Fillon atraiu o apoio de várias figuras da extrema-direita. Patrick Buisson, intelectual que foi a “eminência parda” da viragem à direita de Sarkozy, classificou a vitória de Fillon como “um momento histórico”. “Estamos a assistir ao que chamo a revolução conservadora”, afirmou.
Face a um rival inesperado, Marine Le Pen e o seu partido estão a rever a estratégia. Fillon representa uma forte ofensiva no campo dos valores – uma área em que a FN se divide, com uma Marine Le Pen mais liberal e a sua sobrinha, Marion Le Pen, bastante mais conservadora, próxima dos meios católicos e das ideias de Fillon.

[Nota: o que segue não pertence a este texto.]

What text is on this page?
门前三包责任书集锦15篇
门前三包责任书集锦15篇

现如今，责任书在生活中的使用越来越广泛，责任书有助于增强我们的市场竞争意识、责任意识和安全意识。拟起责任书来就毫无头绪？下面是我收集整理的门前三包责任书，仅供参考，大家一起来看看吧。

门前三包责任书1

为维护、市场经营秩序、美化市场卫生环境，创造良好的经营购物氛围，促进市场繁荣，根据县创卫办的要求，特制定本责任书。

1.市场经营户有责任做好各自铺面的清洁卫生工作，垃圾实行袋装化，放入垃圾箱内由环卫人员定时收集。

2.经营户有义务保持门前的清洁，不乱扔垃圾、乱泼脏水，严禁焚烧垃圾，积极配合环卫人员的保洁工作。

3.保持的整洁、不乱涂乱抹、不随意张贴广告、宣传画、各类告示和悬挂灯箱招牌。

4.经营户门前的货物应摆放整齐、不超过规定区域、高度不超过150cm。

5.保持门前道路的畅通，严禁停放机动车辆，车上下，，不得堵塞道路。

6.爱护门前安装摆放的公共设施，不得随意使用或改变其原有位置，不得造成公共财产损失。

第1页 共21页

A economia é um grande problema para a FN: o partido de extrema-direita quer tirar a França da moeda única, mas tudo o resto é nebuloso. No entanto, a ofensiva capitalista e liberal de Fillon pode favorecer Marine Le Pen, que clama sonoramente contra a globalização. Aliás, o feudo eleitoral que conquistou para si é no Norte do país, em zonas operárias afectadas pela desindustrialização. Le Pen pode até surgir nestas eleições como a grande defensora dos trabalhadores.
“Em todas as categorias socioprofissionais, o crescimento das desigualdades nas zonas urbanas produz uma forte abstenção, uma progressão do voto da FN e uma baixa do voto social-democrata”, disse o historiador Nicolas Lebourg, da Universidade de Montpellier, à revista do PS Regards sur les droites. “Não é sendo ‘firme sobre o islão’ nem ‘condenando o racismo’ que se faz uma oposição estrutural à FN: o mais importante é uma política de igualdade.”